The closest analogy to this campaign is 1964, when the party’s age-old ideological fissure collapsed, and Sen. Barry Goldwater won the Republican nomination. Once again, I do not mean to suggest that there are close similarities between Goldwater, who, by the time of his death in 1998, had achieved elder-statesman status, and Trump. But the dynamics of that distant campaign must seem familiar. Fifty-two years ago, it was asserted that the Republican party had been captured by its extremist elements; visions of apocalypse were literally invoked, in the form of the hydrogen bomb; and prominent Republicans were obliged to choose between their conscience and their nominee—and more than a few chose their conscience. This year, Trump is described as being in political communion with Russia’s Vladimir Putin; in that year, Daniel Schorr of CBS reported that Goldwater’s post-convention campaign was to begin among “right-wing” Germans in Bavaria—”Hitler’s onetime stamping ground,” as Schorr explained. Fact magazine surveyed the nation’s psychiatrists on the subject of Goldwater’s mental health, and 1,189 of them testified that he was “psychologically unfit to be president.”

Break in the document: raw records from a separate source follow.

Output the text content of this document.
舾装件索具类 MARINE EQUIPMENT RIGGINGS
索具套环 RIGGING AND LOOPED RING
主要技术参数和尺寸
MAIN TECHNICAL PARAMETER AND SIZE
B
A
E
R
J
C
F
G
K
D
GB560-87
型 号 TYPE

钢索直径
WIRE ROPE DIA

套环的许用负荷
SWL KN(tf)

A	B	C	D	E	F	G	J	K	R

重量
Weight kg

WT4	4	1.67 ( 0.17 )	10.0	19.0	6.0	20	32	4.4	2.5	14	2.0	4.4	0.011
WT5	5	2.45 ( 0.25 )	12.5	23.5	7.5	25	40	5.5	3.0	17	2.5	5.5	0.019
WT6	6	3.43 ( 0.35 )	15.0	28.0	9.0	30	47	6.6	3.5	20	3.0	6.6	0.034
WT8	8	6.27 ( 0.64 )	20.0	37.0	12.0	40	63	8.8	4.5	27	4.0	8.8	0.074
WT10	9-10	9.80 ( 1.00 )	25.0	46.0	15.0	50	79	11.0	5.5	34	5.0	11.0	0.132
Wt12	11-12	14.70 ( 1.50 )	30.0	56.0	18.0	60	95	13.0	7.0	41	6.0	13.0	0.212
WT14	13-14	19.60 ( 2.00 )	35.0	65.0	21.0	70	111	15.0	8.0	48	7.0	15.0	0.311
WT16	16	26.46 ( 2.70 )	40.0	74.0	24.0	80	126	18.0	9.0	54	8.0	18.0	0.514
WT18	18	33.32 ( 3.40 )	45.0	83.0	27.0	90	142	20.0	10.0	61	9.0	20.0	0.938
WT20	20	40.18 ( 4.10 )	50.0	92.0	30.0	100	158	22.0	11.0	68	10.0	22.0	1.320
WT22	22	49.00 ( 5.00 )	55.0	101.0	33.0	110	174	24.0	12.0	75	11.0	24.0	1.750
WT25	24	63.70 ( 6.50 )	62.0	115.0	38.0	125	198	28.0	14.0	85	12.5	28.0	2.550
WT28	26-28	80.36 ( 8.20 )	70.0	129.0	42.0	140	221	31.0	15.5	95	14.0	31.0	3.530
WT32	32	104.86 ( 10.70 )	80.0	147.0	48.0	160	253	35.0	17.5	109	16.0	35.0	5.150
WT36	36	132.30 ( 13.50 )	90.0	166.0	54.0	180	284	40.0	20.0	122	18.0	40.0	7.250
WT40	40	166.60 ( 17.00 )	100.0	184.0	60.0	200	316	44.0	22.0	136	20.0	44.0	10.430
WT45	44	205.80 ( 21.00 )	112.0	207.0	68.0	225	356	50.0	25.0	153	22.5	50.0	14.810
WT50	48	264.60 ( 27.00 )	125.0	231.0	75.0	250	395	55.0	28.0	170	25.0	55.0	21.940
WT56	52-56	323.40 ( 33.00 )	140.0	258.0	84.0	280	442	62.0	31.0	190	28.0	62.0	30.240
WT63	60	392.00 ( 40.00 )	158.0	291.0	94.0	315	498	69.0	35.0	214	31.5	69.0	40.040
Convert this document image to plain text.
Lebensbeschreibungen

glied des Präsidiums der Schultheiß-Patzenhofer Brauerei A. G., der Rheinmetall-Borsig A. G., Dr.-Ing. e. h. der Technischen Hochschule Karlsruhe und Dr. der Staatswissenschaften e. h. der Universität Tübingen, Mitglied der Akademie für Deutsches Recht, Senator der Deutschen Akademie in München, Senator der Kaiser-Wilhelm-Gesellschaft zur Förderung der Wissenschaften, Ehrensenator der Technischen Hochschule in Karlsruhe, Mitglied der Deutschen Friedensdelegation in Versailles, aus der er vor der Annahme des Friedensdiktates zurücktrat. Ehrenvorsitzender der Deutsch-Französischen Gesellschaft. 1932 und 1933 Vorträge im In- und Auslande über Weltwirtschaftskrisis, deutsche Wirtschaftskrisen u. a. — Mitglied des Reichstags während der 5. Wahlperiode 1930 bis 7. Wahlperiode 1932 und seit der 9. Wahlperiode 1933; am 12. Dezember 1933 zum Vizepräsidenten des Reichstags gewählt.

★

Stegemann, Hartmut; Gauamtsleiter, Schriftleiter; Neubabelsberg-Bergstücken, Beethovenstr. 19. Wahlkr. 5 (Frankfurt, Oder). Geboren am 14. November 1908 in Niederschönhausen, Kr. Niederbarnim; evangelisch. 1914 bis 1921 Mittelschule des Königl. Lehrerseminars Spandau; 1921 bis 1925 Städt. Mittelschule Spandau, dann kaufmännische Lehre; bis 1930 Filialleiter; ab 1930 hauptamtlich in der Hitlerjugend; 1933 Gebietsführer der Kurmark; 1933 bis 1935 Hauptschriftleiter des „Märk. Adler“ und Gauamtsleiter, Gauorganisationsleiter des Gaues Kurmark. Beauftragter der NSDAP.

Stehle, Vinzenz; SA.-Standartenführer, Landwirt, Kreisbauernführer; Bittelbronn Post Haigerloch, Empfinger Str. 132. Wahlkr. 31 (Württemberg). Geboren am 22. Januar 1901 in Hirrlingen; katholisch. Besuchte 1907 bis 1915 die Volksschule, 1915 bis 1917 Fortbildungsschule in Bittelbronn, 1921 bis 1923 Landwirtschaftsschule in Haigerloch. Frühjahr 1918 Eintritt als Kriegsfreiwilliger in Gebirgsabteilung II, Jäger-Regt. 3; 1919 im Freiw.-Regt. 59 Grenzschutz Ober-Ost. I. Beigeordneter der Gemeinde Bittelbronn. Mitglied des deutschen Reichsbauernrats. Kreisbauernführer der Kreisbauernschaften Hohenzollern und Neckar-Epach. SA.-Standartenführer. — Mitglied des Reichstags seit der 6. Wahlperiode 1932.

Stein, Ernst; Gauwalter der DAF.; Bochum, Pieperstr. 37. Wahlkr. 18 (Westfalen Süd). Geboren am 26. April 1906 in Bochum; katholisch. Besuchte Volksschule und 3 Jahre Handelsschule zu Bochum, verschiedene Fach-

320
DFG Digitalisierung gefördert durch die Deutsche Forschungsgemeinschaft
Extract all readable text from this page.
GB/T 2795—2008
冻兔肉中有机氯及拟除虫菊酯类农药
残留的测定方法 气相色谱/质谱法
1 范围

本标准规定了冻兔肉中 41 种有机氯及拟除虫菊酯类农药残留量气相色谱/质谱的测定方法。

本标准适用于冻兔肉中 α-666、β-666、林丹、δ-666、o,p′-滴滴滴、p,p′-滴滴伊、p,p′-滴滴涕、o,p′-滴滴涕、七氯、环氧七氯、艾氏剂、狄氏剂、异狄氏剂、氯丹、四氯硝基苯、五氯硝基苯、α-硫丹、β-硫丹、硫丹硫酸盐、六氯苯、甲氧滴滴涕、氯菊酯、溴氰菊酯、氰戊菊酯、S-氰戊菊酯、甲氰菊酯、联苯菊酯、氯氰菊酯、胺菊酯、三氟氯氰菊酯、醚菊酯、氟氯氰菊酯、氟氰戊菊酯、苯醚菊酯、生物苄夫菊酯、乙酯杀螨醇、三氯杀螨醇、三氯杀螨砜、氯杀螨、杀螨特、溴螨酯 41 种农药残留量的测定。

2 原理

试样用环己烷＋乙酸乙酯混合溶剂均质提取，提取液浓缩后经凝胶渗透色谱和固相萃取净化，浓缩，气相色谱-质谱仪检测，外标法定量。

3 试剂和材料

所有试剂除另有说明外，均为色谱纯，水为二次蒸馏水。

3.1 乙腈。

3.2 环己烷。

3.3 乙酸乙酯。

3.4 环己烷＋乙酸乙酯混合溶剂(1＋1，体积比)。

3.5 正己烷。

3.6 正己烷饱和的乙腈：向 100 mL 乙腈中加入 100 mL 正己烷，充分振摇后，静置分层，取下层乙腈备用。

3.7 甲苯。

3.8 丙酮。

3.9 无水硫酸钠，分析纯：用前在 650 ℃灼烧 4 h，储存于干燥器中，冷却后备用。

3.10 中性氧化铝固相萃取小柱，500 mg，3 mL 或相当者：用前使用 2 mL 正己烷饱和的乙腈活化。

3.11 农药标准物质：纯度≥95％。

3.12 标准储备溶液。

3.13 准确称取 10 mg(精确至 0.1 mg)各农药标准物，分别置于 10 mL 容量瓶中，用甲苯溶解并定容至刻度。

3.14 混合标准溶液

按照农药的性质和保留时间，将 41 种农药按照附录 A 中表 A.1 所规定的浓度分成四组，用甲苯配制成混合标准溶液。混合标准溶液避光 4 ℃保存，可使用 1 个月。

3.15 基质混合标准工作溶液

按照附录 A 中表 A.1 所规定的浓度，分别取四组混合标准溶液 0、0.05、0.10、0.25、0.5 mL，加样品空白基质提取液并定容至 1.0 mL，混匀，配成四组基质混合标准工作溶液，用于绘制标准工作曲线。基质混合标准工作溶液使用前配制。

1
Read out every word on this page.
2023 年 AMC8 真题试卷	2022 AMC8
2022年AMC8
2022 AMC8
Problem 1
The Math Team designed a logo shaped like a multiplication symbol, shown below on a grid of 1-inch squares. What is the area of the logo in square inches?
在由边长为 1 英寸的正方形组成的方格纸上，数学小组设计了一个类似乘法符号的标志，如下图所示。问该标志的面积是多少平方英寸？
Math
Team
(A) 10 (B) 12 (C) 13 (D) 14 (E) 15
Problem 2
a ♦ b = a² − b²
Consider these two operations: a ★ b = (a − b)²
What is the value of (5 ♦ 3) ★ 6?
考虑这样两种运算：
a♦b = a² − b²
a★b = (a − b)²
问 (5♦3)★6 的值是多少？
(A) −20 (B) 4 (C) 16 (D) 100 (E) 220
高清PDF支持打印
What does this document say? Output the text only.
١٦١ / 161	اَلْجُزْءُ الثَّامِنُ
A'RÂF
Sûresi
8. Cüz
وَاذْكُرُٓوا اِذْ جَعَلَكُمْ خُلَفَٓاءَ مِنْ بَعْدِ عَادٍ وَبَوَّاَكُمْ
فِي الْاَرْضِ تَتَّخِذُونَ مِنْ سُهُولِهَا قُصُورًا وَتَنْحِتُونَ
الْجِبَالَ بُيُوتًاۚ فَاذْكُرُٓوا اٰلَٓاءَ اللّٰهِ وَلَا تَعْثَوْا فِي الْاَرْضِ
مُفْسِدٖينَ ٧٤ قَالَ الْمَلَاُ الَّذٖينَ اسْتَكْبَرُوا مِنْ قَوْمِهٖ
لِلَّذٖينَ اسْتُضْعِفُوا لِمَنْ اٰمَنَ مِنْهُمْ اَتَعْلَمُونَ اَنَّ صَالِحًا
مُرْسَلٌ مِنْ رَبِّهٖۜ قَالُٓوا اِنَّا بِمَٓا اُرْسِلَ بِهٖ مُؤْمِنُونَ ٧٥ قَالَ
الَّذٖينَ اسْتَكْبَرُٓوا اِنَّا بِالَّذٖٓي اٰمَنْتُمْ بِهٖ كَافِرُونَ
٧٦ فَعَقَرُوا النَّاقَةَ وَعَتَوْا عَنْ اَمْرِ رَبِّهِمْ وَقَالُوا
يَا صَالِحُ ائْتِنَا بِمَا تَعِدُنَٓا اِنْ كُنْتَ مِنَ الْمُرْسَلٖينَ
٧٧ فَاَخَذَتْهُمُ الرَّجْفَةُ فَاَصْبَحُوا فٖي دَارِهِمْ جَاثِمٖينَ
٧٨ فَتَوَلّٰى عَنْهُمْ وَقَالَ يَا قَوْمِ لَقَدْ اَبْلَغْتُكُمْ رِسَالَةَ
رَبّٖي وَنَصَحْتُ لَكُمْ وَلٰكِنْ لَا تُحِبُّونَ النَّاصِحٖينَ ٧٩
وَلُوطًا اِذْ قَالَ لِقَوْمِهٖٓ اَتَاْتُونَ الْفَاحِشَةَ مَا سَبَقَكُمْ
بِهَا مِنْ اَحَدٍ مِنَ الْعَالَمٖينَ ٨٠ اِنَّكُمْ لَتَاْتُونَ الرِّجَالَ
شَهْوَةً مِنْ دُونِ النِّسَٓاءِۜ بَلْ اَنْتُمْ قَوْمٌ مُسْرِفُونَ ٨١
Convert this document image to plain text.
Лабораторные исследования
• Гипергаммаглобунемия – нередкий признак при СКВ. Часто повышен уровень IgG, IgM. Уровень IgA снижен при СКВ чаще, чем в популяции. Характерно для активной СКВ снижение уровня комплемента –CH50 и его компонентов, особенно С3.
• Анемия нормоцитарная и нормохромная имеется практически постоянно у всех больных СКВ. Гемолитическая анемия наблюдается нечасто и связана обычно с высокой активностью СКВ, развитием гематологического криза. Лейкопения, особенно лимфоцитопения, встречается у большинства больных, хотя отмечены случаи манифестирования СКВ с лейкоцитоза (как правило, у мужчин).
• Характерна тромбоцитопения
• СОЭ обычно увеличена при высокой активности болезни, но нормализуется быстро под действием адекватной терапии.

Of course, Goldwater was trounced by Lyndon Johnson in the last presidential election in which a candidate won more than 60 percent of the popular vote, and the future of the Republican party seemed especially bleak. In fact, it was bleak: In 1964, the Democrats gained 36 new seats in the House to give them a two-thirds majority; and in the Senate, Democrats held more than two-thirds of the seats (68). There were twice as many Democratic governors as Republican, in that year, and the vast majority of state legislatures were controlled by Democrats as well. Goldwater returned briefly to Washington after the election to announce the founding of something called the Free Society Association, and promptly disappeared from public view until regaining his old Senate seat in 1968.

What remained of the Republican National Committee, for its part, reassembled in January 1965 and elected the Ohio party leader, a plump, bespectacled, uncharismatic workhorse named Ray Bliss, as its chairman. And within two years of the historic debacle of 1964, Republicans regained a net of 47 seats in the House (while remaining in a prohibitive minority), and just two years after that, Richard Nixon was elected president against Johnson’s vice president, Hubert Humphrey, and the populist-segregationist-Democratic governor of Alabama, George Wallace. This time it was the Democrats’ turn to look inward: Discarding their traditional system of choosing presidential candidates, and embracing open primaries, the party moved decisively leftward and nominated George McGovern in 1972.

All of this, and none of this, could recur after Tuesday evening. But in the minute-by-hour frenzy of a presidential campaign, perspective is customarily lost in the excitement. Donald Trump is an anomaly, but disruption has not always led to disaster. And whether Trump wins or loses, the weight of precedent and history—the vagaries of human nature—count for more than the screech of the news.